Breach of new EU online data rules to carry high fines
BRUSSELS (Reuters) - Europe proposed strict new data privacy rules on Wednesday, putting greater responsibility on companies such as Facebook to protect users' information, and threatening those who breach the code with hefty fines.
But the move, which legislators say is designed to better defend children against predators, has rattled major technology and Internet-based companies, with executives concerned the legislation will be almost impossible to implement in full or will do serious damage to their business models.
The proposals, which are expected to become law by the end of 2013 if approved by all 27 EU member states and the European Parliament, were drawn up after a two-year examination of shifting Internet use and the behavior of consumers using sites such as Yahoo!, Google and Facebook.
Viviane Reding, the European commissioner in charge of data privacy, said the proposed laws were necessary if consumers' data and privacy were to be better protected in the modern age.
A breach of the rules could mean fines of up to two percent of a company's annual turnover, which in the case of Google could mean up to $800 million.
"The protection of personal data is a fundamental right for all Europeans, but citizens do not always feel in full control of their personal data," Reding told reporters.
"A strong, clear and uniform legal framework at EU level will help to unleash the potential of the digital single market and foster economic growth, innovation and job creation."
But companies are wary of critical parts of the legislation, including what Reding calls "the right to be forgotten" - effectively the right for an individual to request that their data be withdrawn from websites and online databases.
Access to a certain amount of personal information - and the digital trace that people leave after using the Internet for any length of time - is a critical element in the business model of companies from Amazon to Groupon.

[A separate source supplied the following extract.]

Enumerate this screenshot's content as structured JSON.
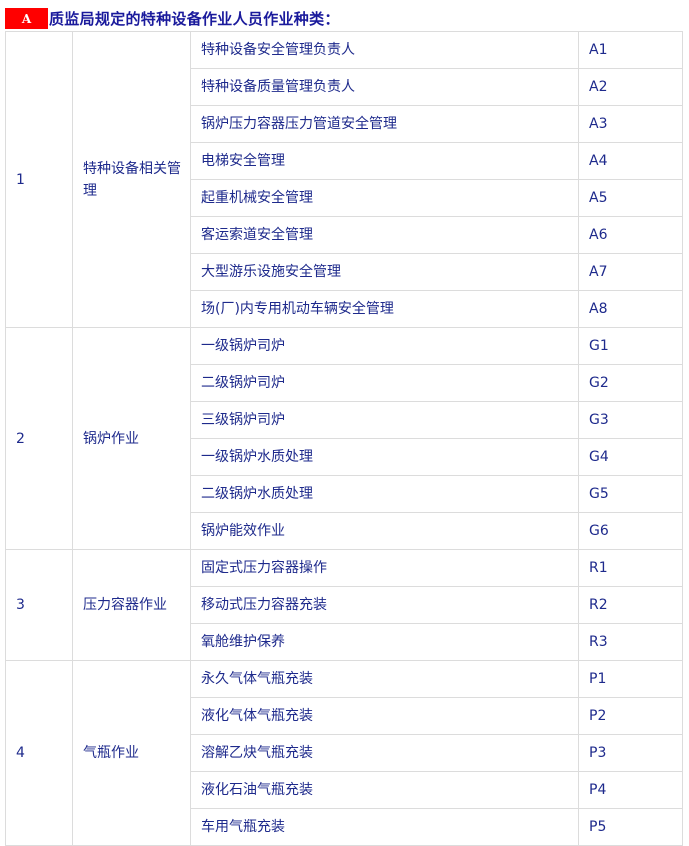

Lawyers say the EU risks setting up a legislative landscape at sharp variance with that of the United States, where federal law puts less of the burden of responsibility on companies.
Some warn that the proposed new rules in their current form will be too complicated and expensive to implement.
"This is a missed opportunity," said Mark Watts, data protection partner at technology law firm Bristows.
"The Commission had the opportunity to write a law that both protects consumers and which recognizes the reality of global data sharing and new technologies, such as social networking and cloud computing."
"Setting businesses an unachievable goal, whether they are European or the US technology giants that the Commission unfairly seems to be seeking to curb, is unhelpful in terms of compliance and frankly bad for consumers."
At the same time, the Commission, which has responsibility for drafting laws for the EU's 500 million citizens, is under pressure to protect consumers.
"The Commission is caught between a rock and a hard place as it seeks to level the playing field for business and better protect consumers," said Jane Finlayson-Brown, a partner at Allen & Overy, a law firm.
"There are real and significant concerns with the form of the regulation."
While Google is one of the biggest companies that could be affected, it offered a cautiously positive reaction.
"We support simplifying privacy rules in Europe to both protect consumers online and stimulate economic growth," said Al Verney, the company's spokesman in Brussels.
"It is possible to have simple rules that do both. We look forward to debating the proposals over the coming months."
That is a line backed by others, with many officials recognizing that the shape of the law could change between now and once it is finally approved and comes into force.
As well as corporate concern, arguments against the "right to be forgotten" have come from historians and U.S. authorities, who have argued that valuable information that forms part of the historical record could be lost under the legislation.
The International Chamber of Commerce said the proposed new rules raised immediate concerns about compliance costs and long-term worries about how innovative companies can be.
"In protecting individual privacy, we must be careful not to undermine what is now a key driver of competition, growth and innovation," Stephen Pattison, the UK CEO of the ICC said.
As well as the right to be forgotten, some companies are also concerned about guidelines on user consent, which would require companies to secure a user's formal approval to hold their data rather than default authority to do so.
ETNO, a Brussels-based lobbying group for telecoms companies and internet providers said the stipulation would cripple businesses that retain their customers' attention by providing content based on their browsing history.
"Repeatedly requiring explicit consent during an online experience undermines the goal of enabling consumers to make informed decisions in an environment that is not overly intrusive," said Luigi Gambardella, ETNO's chairman.
Michal Fertik, founder and chief executive of Reputation.com, disagreed, saying most of the objections came from large incumbent Internet companies with vested interests.
"The devil's going to be in the detail ... but as a matter of principle I think the right to be forgotten is important," said Fertik, whose company helps its clients manage their online reputation and defend their privacy.
"It's an unlevel playing field. If you run an Internet media business, it's impossible to care deeply about privacy because commercially the only thing you've got to sell is users' data," he said.
"It's an accident of the Internet that the Internet is basically an advertising business right now," said Fertik. "The policy might be bad for one of the big Internet media companies today but it will be good for 1,000 new companies tomorrow."